Eastern Canada, New York state and New England should all have adequate electricity supplies this summer, according to a set of comprehensive reliability assessments unveiled by the Northeast Power Coordinating Council (NPCC) last week, although the NPCC did raise a red flag related to New York’s ability to handle periods of extreme demand for power. The NPCC said that New York state, as a whole, should have an adequate supply of electricity, but warned that the state could require significant amounts of electricity to be imported during peak demand periods. The council said that reliability in the state would be enhanced by reducing dependence upon external resources with more installed generation within New York. NPCC’s summer outlook for New England is more favorable. The council said that several new power plants have come online in the region since last summer and additional capacity, sufficient to meet the needs of a million homes, is scheduled to become available by June. This additional capacity will offer increased reserves and a higher reliability than past summers. Turning to Canada, the NPCC said that Quebec and the Maritime Provinces, which experience their highest electricity demand in the winter, are expected to have ample resources throughout this summer. For Ontario, resources and operating reserves are sufficient to meet their expected demand in the summer months.

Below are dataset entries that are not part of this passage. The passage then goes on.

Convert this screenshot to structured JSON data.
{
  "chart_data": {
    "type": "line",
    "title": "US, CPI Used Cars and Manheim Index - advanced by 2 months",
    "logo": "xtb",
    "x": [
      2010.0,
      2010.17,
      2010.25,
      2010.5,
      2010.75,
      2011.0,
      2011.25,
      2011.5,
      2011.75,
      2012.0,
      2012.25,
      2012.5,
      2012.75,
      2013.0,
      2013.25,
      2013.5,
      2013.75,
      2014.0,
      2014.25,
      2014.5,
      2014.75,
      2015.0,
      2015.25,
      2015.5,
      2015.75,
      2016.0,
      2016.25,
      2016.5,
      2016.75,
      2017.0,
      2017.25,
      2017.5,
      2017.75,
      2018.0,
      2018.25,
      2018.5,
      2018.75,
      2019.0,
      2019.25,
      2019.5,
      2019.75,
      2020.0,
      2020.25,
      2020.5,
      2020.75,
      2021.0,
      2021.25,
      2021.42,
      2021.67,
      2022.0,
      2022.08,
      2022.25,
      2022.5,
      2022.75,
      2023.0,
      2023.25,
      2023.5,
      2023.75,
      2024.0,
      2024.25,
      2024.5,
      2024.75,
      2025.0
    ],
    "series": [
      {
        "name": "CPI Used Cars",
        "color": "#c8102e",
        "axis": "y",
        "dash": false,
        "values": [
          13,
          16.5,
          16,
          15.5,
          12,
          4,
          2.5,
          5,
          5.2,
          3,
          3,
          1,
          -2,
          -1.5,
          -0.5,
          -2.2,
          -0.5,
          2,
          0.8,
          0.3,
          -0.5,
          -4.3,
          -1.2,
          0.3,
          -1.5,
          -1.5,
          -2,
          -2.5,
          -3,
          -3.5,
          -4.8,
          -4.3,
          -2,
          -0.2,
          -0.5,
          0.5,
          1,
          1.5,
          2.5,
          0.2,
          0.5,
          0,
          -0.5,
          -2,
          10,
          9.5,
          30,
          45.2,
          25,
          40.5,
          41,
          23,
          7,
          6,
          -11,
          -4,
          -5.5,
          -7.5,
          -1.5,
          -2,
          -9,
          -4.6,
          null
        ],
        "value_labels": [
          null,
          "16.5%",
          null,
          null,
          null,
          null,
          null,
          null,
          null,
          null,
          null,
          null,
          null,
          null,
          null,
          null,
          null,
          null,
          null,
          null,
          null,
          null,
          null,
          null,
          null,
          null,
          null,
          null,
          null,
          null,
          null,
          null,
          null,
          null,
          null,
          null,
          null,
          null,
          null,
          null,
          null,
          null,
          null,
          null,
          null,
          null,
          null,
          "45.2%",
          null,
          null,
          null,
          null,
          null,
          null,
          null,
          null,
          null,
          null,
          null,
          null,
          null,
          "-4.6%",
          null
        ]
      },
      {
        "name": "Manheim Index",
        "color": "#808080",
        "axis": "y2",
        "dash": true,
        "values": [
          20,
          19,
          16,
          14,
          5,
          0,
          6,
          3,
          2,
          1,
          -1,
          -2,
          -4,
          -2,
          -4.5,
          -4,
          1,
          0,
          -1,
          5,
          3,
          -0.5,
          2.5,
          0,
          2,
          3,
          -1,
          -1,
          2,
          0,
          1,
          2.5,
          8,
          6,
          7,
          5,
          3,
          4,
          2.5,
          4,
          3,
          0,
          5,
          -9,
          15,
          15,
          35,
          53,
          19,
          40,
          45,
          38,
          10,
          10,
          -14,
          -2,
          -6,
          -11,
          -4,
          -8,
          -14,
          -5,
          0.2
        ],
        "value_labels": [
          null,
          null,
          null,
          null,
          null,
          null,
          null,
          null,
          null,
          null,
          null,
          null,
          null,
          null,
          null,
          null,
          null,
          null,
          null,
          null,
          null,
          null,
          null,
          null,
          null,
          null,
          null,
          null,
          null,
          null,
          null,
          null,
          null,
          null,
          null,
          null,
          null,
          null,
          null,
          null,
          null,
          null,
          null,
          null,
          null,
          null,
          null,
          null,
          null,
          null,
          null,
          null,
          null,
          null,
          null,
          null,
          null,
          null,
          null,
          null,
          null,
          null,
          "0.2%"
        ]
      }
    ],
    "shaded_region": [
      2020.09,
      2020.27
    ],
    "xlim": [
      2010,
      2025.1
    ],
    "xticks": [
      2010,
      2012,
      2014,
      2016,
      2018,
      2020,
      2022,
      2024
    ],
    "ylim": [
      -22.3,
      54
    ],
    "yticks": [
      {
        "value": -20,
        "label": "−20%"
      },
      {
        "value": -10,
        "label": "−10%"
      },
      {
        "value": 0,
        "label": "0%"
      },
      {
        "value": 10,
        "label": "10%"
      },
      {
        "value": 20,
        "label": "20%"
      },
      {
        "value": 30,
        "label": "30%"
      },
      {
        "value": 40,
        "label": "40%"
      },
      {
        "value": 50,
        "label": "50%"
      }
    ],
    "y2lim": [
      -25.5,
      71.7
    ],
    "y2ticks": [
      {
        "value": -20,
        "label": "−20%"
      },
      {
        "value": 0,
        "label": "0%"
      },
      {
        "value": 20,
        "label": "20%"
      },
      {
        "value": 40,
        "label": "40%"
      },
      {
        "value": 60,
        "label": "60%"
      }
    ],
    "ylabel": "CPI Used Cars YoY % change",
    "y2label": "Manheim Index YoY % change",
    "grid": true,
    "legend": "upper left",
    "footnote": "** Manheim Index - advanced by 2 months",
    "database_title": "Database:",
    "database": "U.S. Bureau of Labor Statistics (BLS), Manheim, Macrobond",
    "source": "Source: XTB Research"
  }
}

Idaho Power last week received the go-ahead from state regulators to immediately start recovering $168.3 million of the $227.4 million requested by the utility in its annual power cost adjustment. But any decision related to the remaining $59.1 million of Idaho Power’s request won’t come until after the Idaho Public Utilities Commission (IPUC) completes an investigation into several areas, including the activities of the utility’s non-regulated trading arm. Of the $168.3 million approved by the IPUC, $126.2 million is for excess power supply costs Idaho Power incurred over the past year. The remainder is anticipated costs the company expects to incur from purchasing power over the next 12 months. Those estimates are based, in part, on expected Snake River stream flows and storage and on anticipated wholesale power costs over the next year. The rate increase took effect last Tuesday, as requested by Idaho Power.